Bowel obstruction can occur secondary to abscess formation or oedema or from stricture formation after recurrent attacks of diverticulitis. Strictures can either cause complete or partial blockage of the bowel.
Complete blockage of the bowel
This is an emergency and requires immediate treatment because, without treatment, the bowel becomes more distended as air builds up within it. As a result the bowel begins to break down and can burst, leading to peritonitis. Patients with complete obstruction experience cramp-like pain, anorexia, nausea, inability to pass wind or stools, and a swollen, distended stomach. The diagnosis is often made either by a plain abdominal X-ray to look for dilated bowel loops and an erect chest X-ray to look for free air under the diaphragm, or by a CT scan of the abdomen.
This involves bowel rest (that is, nothing to eat), a drip and surgery to remove the stricture and affected bowel. The amount of bowel removed and type of surgery will depend of the extent and severity of disease. Often a small tube called a nasogastric (NG) tube is passed through the nose, down the oesophagus (food pipe) and directly into the stomach. This provides relief from the build-up of pressure in the stomach and helps remove fluid and gas – thereby easing symptoms. A urinary catheter (tube) may be placed into your bladder to ensure that you are passing enough urine (a marker of kidney function and hydration).
This is less of an emergency but nevertheless requires conservative treatment with bowel rest and intravenous fluids (drip into a vein). If it fails to resolve on its own then surgery may be needed.
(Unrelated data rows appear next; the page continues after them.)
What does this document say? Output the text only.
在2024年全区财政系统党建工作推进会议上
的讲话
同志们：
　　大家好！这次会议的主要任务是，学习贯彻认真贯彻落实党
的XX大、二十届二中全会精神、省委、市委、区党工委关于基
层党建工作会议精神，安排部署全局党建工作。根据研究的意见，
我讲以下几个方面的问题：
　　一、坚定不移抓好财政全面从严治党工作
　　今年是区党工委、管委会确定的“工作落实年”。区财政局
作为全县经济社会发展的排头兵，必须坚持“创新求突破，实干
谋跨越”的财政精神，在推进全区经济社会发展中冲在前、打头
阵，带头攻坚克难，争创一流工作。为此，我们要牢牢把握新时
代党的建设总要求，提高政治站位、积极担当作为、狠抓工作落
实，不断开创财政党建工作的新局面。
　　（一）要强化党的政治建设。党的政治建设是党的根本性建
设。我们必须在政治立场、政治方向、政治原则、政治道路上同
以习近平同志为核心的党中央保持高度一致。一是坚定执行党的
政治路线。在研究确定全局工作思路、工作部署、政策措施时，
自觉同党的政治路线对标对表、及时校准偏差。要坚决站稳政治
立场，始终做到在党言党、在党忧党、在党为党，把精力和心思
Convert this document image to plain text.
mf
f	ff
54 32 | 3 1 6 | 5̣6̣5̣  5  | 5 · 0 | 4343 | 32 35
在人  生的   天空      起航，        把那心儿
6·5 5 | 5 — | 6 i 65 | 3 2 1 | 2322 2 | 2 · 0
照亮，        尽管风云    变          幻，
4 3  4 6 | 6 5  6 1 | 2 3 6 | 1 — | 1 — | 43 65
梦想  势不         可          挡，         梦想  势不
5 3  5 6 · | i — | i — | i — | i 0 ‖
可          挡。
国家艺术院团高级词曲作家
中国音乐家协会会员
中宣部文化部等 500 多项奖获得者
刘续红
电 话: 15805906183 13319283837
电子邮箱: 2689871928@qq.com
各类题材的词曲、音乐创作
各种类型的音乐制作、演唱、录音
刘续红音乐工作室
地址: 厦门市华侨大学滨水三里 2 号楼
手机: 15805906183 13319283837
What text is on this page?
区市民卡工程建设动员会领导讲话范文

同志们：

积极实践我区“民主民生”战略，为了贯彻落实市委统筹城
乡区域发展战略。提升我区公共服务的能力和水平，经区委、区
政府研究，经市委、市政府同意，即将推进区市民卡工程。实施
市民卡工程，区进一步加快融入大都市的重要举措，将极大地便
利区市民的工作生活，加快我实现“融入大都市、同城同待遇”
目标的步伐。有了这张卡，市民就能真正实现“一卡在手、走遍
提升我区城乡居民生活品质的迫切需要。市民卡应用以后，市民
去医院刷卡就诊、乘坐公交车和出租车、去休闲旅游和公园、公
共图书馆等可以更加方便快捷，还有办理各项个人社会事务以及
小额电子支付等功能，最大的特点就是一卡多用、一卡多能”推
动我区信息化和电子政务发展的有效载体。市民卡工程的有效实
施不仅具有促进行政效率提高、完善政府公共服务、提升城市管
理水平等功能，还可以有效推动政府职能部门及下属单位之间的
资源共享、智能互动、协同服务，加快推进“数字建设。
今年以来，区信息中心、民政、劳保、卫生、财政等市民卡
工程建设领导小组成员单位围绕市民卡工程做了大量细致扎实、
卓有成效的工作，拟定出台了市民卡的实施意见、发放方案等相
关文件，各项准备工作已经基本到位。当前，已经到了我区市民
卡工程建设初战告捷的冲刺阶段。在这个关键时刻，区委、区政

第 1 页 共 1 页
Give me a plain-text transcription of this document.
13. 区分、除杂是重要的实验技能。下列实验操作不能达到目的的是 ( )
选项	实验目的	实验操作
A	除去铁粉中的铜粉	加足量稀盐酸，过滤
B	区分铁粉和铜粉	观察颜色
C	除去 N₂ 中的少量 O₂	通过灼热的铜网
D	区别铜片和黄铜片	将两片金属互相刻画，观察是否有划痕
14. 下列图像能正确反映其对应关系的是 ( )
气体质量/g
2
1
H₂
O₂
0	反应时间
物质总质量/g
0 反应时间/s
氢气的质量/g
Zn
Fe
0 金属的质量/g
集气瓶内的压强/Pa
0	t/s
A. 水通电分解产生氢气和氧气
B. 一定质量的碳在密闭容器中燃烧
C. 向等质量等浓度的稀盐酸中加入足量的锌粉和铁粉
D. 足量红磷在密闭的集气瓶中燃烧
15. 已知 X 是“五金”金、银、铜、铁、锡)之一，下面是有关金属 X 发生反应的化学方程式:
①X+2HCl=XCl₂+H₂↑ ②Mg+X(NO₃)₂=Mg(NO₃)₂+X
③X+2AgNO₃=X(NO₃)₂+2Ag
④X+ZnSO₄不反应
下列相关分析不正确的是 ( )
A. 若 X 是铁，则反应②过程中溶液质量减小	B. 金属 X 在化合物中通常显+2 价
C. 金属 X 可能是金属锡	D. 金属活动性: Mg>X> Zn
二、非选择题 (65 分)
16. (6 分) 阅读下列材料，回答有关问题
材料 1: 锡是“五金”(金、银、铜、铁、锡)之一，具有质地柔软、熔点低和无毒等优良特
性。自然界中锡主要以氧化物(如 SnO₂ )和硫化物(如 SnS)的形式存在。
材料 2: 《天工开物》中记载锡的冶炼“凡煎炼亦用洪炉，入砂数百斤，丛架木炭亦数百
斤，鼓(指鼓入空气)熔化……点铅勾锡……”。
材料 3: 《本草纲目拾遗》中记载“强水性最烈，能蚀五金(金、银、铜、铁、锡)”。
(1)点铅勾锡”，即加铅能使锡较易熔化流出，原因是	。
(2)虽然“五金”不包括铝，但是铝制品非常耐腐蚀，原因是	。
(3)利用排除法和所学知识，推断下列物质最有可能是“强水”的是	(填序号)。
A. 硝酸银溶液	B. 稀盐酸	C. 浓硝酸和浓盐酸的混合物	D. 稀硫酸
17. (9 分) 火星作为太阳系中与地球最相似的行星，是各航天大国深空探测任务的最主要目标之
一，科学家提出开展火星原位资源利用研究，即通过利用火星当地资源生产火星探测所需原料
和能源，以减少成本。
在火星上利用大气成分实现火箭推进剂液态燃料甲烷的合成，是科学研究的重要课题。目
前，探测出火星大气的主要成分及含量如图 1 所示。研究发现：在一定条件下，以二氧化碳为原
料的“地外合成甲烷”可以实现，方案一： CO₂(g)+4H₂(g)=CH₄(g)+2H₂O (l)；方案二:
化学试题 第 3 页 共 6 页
When will I have to be admitted to hospital?
- If an acute attack of diverticulitis treated at home does not settle within 48 to 72 hours
- If you are unable to keep down tablets (painkillers and antibiotics) or fluids
- If the pain is not being controlled with oral medication
- If you develop symptoms indicating a serious complication, that is abscess, fistula, perforation or peritonitis
- If you have severe or constant bleeding or if you require a blood transfusion
- If are frail and have multiple medical problems that mean recovery is likely to be more difficult to achieve at home.